The plaintiffs' attorneys appear to be pursuing a strategy that prioritizes public attention over immediate legal victory. "We understand that the courts may not be ready to recognize these claims," attorney Wellington acknowledged in a press conference. "But the purpose of this litigation is not only to win in court. It's to force a national conversation about what we've sacrificed in the name of progress. If paper-mâché helps us have that conversation, then paper-mâché has served its purpose."

Current Status

As of press time, the lawsuit remains pending, with initial motions expected to be filed over the coming months. DARPA has retained outside counsel from a major Washington law firm specializing in government defense litigation. The plaintiffs have established a legal defense fund that has reportedly attracted modest donations from concerned parents, nostalgic former newspaper employees, and at least one anonymous donor who identified themselves only as "a friend of paste."

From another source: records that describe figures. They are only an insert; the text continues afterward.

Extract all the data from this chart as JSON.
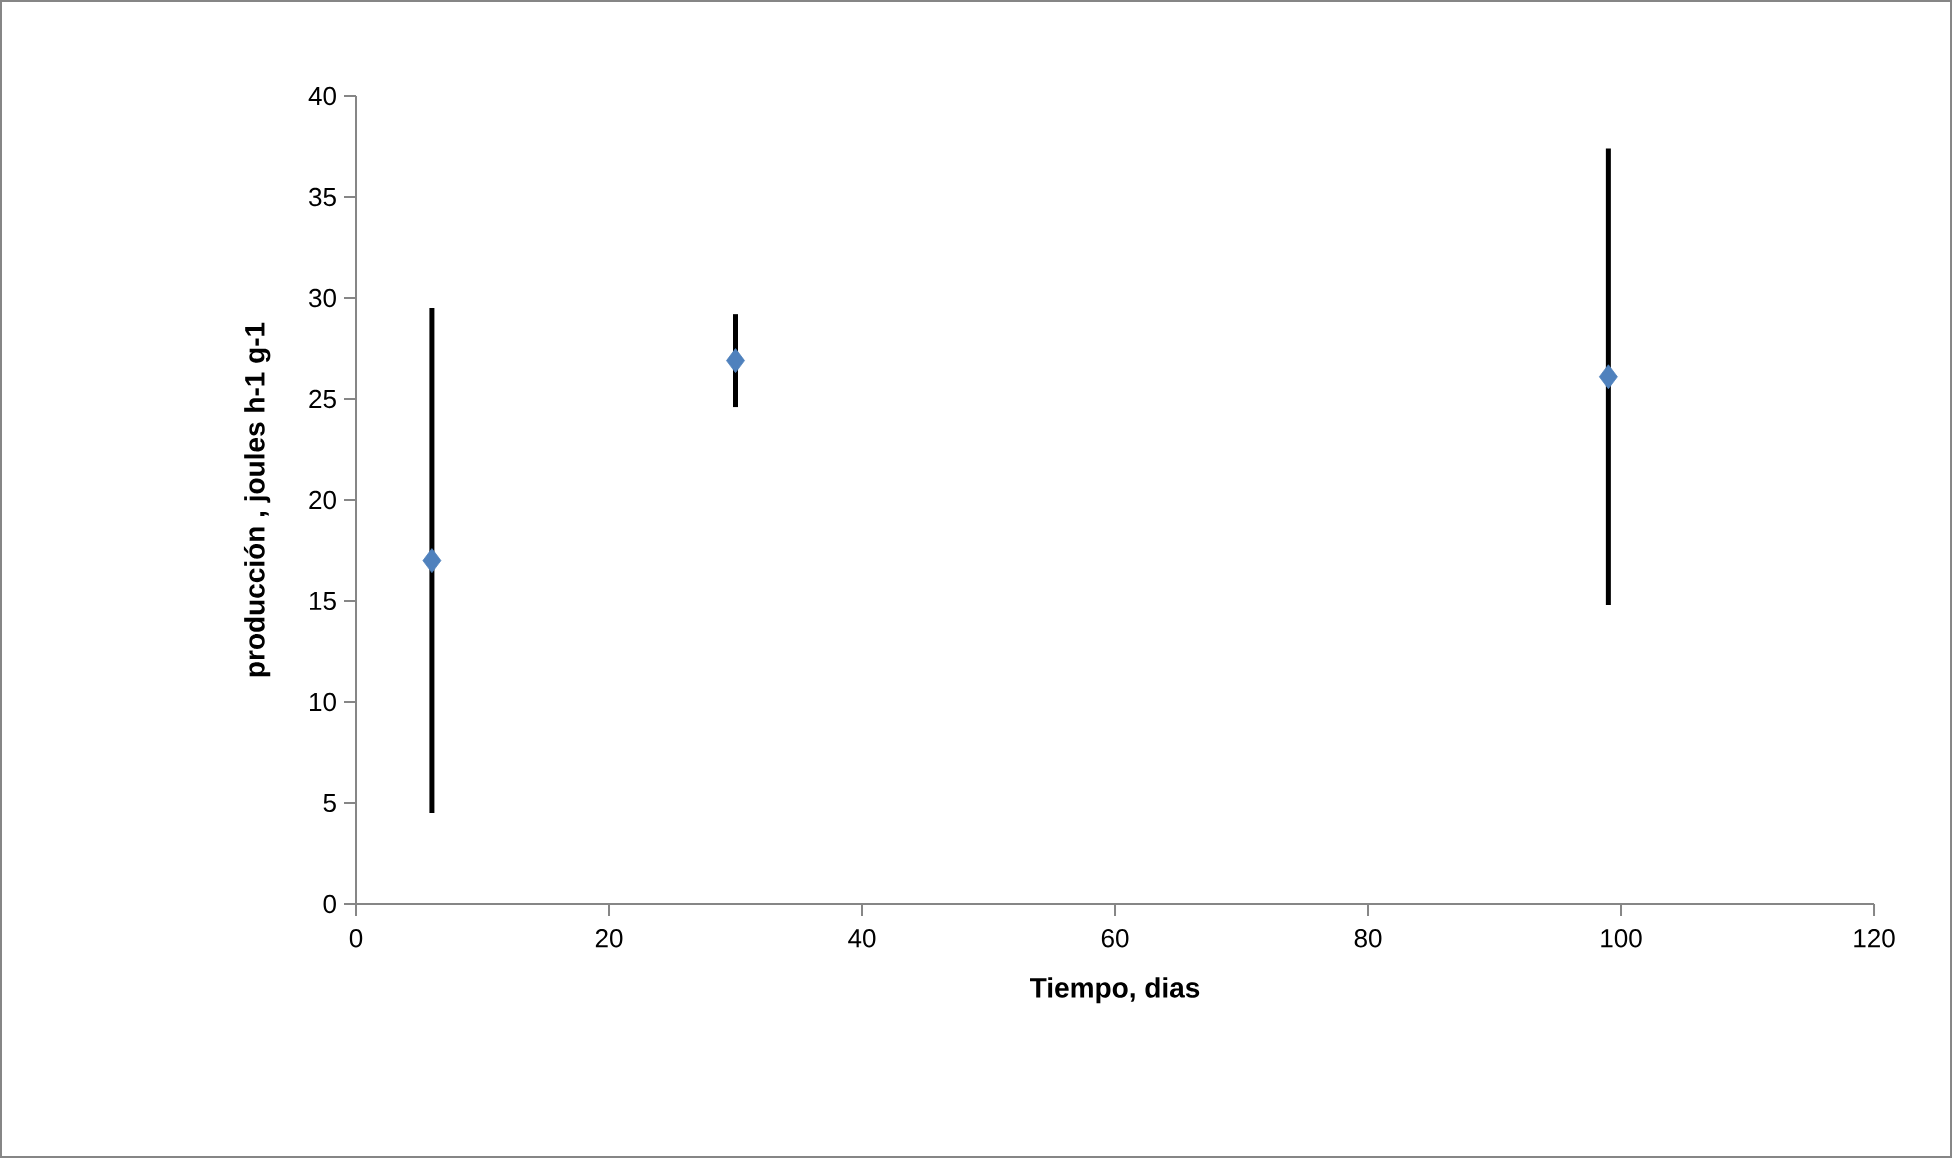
{
  "chart_data": {
    "type": "scatter",
    "xlabel": "Tiempo, dias",
    "ylabel": "producción , joules h-1 g-1",
    "x": [
      6,
      30,
      99
    ],
    "values": [
      17,
      26.9,
      26.1
    ],
    "errors": [
      12.5,
      2.3,
      11.3
    ],
    "color": "#4f81bd",
    "marker": "diamond",
    "xlim": [
      0,
      120
    ],
    "ylim": [
      0,
      40
    ],
    "xticks": [
      0,
      20,
      40,
      60,
      80,
      100,
      120
    ],
    "yticks": [
      0,
      5,
      10,
      15,
      20,
      25,
      30,
      35,
      40
    ]
  }
}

In the meantime, teachers continue to improvise. Glue dries on fingers that have nothing to adhere. Balloons deflate, their surfaces never to be transformed. Creativity waits for a substrate that may never come.

At press time, a kindergarten classroom in suburban Maryland attempted paper-mâché using old Amazon delivery boxes. The project failed. The cardboard proved too rigid to conform to the balloon armature, and the adhesive could not penetrate the waxy coating applied to protect packages during shipping. The children reportedly lost interest after twelve minutes, at which point the teacher pivoted to a coloring activity using worksheets printed on precious, precious printer paper.

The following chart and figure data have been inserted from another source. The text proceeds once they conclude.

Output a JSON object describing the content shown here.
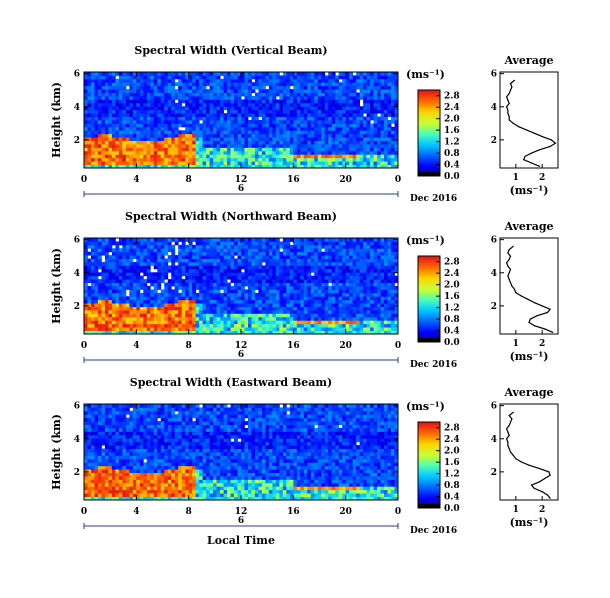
{
  "chart_data": [
    {
      "type": "heatmap",
      "title": "Spectral Width (Vertical Beam)",
      "ylabel": "Height (km)",
      "xlabel": "",
      "x_ticks": [
        "0",
        "4",
        "8",
        "12",
        "16",
        "20",
        "0"
      ],
      "y_ticks": [
        "2",
        "4",
        "6"
      ],
      "xlim": [
        0,
        24
      ],
      "ylim": [
        0.3,
        6.1
      ],
      "date_marker": "6",
      "date_label": "Dec 2016",
      "colorbar": {
        "unit": "(ms⁻¹)",
        "ticks": [
          "0.0",
          "0.4",
          "0.8",
          "1.2",
          "1.6",
          "2.0",
          "2.4",
          "2.8"
        ],
        "range": [
          0.0,
          3.0
        ]
      },
      "profile": {
        "title": "Average",
        "xlabel": "(ms⁻¹)",
        "x_ticks": [
          "1",
          "2"
        ],
        "y_ticks": [
          "2",
          "4",
          "6"
        ],
        "xlim": [
          0.4,
          2.6
        ],
        "ylim": [
          0.3,
          6.1
        ],
        "height": [
          0.4,
          0.6,
          0.8,
          1.0,
          1.2,
          1.4,
          1.6,
          1.8,
          2.0,
          2.2,
          2.4,
          2.6,
          2.8,
          3.0,
          3.2,
          3.4,
          3.6,
          3.8,
          4.0,
          4.2,
          4.4,
          4.6,
          4.8,
          5.0,
          5.2,
          5.4,
          5.6
        ],
        "width": [
          1.9,
          1.6,
          1.3,
          1.35,
          1.6,
          1.9,
          2.3,
          2.5,
          2.35,
          2.0,
          1.7,
          1.4,
          1.1,
          0.9,
          0.75,
          0.75,
          0.7,
          0.7,
          0.65,
          0.75,
          0.7,
          0.65,
          0.75,
          0.8,
          0.85,
          0.8,
          0.95
        ]
      }
    },
    {
      "type": "heatmap",
      "title": "Spectral Width (Northward Beam)",
      "ylabel": "Height (km)",
      "xlabel": "",
      "x_ticks": [
        "0",
        "4",
        "8",
        "12",
        "16",
        "20",
        "0"
      ],
      "y_ticks": [
        "2",
        "4",
        "6"
      ],
      "xlim": [
        0,
        24
      ],
      "ylim": [
        0.3,
        6.1
      ],
      "date_marker": "6",
      "date_label": "Dec 2016",
      "colorbar": {
        "unit": "(ms⁻¹)",
        "ticks": [
          "0.0",
          "0.4",
          "0.8",
          "1.2",
          "1.6",
          "2.0",
          "2.4",
          "2.8"
        ],
        "range": [
          0.0,
          3.0
        ]
      },
      "profile": {
        "title": "Average",
        "xlabel": "(ms⁻¹)",
        "x_ticks": [
          "1",
          "2"
        ],
        "y_ticks": [
          "2",
          "4",
          "6"
        ],
        "xlim": [
          0.4,
          2.6
        ],
        "ylim": [
          0.3,
          6.1
        ],
        "height": [
          0.4,
          0.6,
          0.8,
          1.0,
          1.2,
          1.4,
          1.6,
          1.8,
          2.0,
          2.2,
          2.4,
          2.6,
          2.8,
          3.0,
          3.2,
          3.4,
          3.6,
          3.8,
          4.0,
          4.2,
          4.4,
          4.6,
          4.8,
          5.0,
          5.2,
          5.4,
          5.6
        ],
        "width": [
          2.4,
          2.1,
          1.7,
          1.5,
          1.55,
          1.8,
          2.2,
          2.3,
          2.0,
          1.7,
          1.45,
          1.2,
          1.0,
          0.95,
          0.85,
          0.8,
          0.75,
          0.7,
          0.75,
          0.8,
          0.7,
          0.65,
          0.75,
          0.8,
          0.7,
          0.75,
          0.9
        ]
      }
    },
    {
      "type": "heatmap",
      "title": "Spectral Width (Eastward Beam)",
      "ylabel": "Height (km)",
      "xlabel": "Local Time",
      "x_ticks": [
        "0",
        "4",
        "8",
        "12",
        "16",
        "20",
        "0"
      ],
      "y_ticks": [
        "2",
        "4",
        "6"
      ],
      "xlim": [
        0,
        24
      ],
      "ylim": [
        0.3,
        6.1
      ],
      "date_marker": "6",
      "date_label": "Dec 2016",
      "colorbar": {
        "unit": "(ms⁻¹)",
        "ticks": [
          "0.0",
          "0.4",
          "0.8",
          "1.2",
          "1.6",
          "2.0",
          "2.4",
          "2.8"
        ],
        "range": [
          0.0,
          3.0
        ]
      },
      "profile": {
        "title": "Average",
        "xlabel": "(ms⁻¹)",
        "x_ticks": [
          "1",
          "2"
        ],
        "y_ticks": [
          "2",
          "4",
          "6"
        ],
        "xlim": [
          0.4,
          2.6
        ],
        "ylim": [
          0.3,
          6.1
        ],
        "height": [
          0.4,
          0.6,
          0.8,
          1.0,
          1.2,
          1.4,
          1.6,
          1.8,
          2.0,
          2.2,
          2.4,
          2.6,
          2.8,
          3.0,
          3.2,
          3.4,
          3.6,
          3.8,
          4.0,
          4.2,
          4.4,
          4.6,
          4.8,
          5.0,
          5.2,
          5.4,
          5.6
        ],
        "width": [
          2.3,
          2.2,
          2.0,
          1.7,
          1.6,
          1.9,
          2.1,
          2.3,
          2.25,
          1.9,
          1.5,
          1.2,
          1.0,
          0.9,
          0.8,
          0.75,
          0.7,
          0.7,
          0.65,
          0.75,
          0.7,
          0.65,
          0.75,
          0.8,
          0.85,
          0.75,
          0.9
        ]
      }
    }
  ]
}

DARPA remains undefeated in federal court.

The Bottom Line

The lawsuit against DARPA represents less a viable legal strategy than a symbolic protest against an economic transformation that prioritized information efficiency over material abundance. The digital revolution optimized for the frictionless distribution of content while systematically eliminating the physical byproducts that communities had quietly repurposed for generations.

Newspapers were never just information delivery systems. They were insulation, kindling, packing material, window cleaning supplies, and—crucially—craft substrate. Their disappearance from American homes removed not just a news source but an entire category of free, renewable, universally available material that served purposes their publishers never intended and economists never measured.

Whether or not the courts find DARPA liable for the paper-mâché crisis, the lawsuit has succeeded in identifying a genuine externality of technological change: the quiet elimination of material abundance that no one thought to value until it was gone. Somewhere, a balloon remains uncovered, a volcano unerupted, a child's creative impulse unmet—casualties of a revolution that promised information would be free but forgot to mention that paper would not be.

Editor's note: Following publication of this article, the author received fourteen emails from readers offering to donate old newspapers. All donors were over the age of sixty-five. The youngest reader to respond expressed confusion about what a "newspaper" was and asked if the article was "some kind of bit."

EDITORIAL NOTES

¹ Children for Sustainable Crafts does not exist. If it did, we would join immediately.

² DARPA's actual role in creating the internet is well-documented. Its role in destroying paper-mâché is entirely fictional but spiritually accurate.

³ The Federal Paper-Mâché Reserve would, if established, represent the first strategic reserve dedicated to early childhood art supplies.